Probably would stay in California.
It does, only ignoring history is that you could make such an asinine assertion.
You need a big fat cite for that as it was not the most important anti-war group then in the USA
Why it is more likely to be mentioned by your sorry sources of information? It is an example of nut picking, discredit the whole for what the few do. Unfortunately your nut pick was not the most important group and the sources reporting on the Tea Party are not easy to dismiss.
And where do you see him going?
And yet, the TP’s rally-signs and slogans and the Contract from America never seem to mention corporate cronyism.

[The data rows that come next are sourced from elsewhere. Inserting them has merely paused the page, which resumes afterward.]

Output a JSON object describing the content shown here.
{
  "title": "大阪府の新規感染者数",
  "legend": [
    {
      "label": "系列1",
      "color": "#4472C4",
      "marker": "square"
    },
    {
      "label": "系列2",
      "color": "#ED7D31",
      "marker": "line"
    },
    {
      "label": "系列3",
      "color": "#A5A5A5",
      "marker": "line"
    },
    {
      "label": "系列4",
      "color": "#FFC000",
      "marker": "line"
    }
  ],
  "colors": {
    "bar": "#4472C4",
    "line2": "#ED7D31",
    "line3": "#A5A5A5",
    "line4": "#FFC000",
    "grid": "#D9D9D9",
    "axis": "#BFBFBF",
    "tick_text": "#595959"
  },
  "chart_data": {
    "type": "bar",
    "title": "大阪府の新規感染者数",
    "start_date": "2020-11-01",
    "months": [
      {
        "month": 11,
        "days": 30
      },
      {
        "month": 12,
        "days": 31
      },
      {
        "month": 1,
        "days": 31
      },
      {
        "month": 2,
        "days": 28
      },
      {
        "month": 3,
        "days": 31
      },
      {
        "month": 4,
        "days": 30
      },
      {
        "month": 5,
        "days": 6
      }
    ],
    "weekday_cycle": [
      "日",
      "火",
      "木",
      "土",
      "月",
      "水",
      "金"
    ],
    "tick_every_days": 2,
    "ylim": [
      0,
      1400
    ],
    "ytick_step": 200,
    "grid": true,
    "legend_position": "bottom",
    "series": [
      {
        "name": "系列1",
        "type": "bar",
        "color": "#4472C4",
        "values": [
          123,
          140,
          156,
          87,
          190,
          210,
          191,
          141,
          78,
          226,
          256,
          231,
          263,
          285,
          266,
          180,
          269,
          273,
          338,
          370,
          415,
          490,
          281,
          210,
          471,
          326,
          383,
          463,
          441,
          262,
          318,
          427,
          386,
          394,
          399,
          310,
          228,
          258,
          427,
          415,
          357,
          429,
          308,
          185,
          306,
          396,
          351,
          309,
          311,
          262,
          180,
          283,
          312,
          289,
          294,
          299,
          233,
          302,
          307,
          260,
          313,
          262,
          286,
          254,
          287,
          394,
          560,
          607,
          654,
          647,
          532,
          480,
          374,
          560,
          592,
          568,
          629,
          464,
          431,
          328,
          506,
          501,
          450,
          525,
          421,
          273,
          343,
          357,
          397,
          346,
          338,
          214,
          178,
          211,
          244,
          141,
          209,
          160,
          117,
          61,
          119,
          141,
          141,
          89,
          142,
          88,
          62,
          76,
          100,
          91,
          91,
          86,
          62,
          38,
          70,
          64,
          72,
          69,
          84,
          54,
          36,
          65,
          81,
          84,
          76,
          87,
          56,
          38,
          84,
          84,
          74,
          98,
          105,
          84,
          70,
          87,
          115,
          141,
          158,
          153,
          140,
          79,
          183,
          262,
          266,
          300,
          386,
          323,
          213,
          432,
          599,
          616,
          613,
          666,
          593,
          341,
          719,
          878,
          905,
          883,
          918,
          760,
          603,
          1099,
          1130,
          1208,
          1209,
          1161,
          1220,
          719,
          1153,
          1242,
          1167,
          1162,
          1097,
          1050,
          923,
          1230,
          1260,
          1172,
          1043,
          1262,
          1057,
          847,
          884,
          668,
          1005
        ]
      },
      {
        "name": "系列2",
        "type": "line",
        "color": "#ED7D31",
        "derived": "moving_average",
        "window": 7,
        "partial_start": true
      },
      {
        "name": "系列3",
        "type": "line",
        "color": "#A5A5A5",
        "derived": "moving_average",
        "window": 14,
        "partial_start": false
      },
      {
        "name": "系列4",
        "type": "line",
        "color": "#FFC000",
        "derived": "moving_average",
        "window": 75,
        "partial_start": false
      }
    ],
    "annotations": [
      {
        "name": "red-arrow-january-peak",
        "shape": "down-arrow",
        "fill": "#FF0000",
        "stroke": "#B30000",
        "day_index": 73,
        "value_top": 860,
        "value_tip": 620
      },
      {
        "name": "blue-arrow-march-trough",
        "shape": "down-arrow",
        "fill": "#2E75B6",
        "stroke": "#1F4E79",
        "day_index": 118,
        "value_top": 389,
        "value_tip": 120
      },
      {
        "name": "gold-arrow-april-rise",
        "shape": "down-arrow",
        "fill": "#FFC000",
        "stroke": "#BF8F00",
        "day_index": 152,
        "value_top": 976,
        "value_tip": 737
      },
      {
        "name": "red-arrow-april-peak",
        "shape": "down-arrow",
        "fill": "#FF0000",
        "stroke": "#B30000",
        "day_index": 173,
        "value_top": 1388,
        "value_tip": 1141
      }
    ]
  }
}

Or immigration. And I’ve seen multiple polls showing the majority of the members’ actual motivating concerns are neither small-gov nor good-gov but religious-conservative. Which if true would make the TP utterly irrelevant to any serious political discussion, as religious conservatism is.
No, it doesn’t. Political campaigns at the Congressional level require money, a lot of it. Wall Street has the money. What the voters think is irrelevant. You take the money and tell whatever lies you need to, engage in whatever distractions, and ignore the wishes of the voters where they conflict with the wishes of the money guys. Goes for Dems and Pubs.
Of course you do. You’ve both bought into the notion that one of the major parties is going to Somehow fix our economic system. Just different parties, is all. You’re both wrong.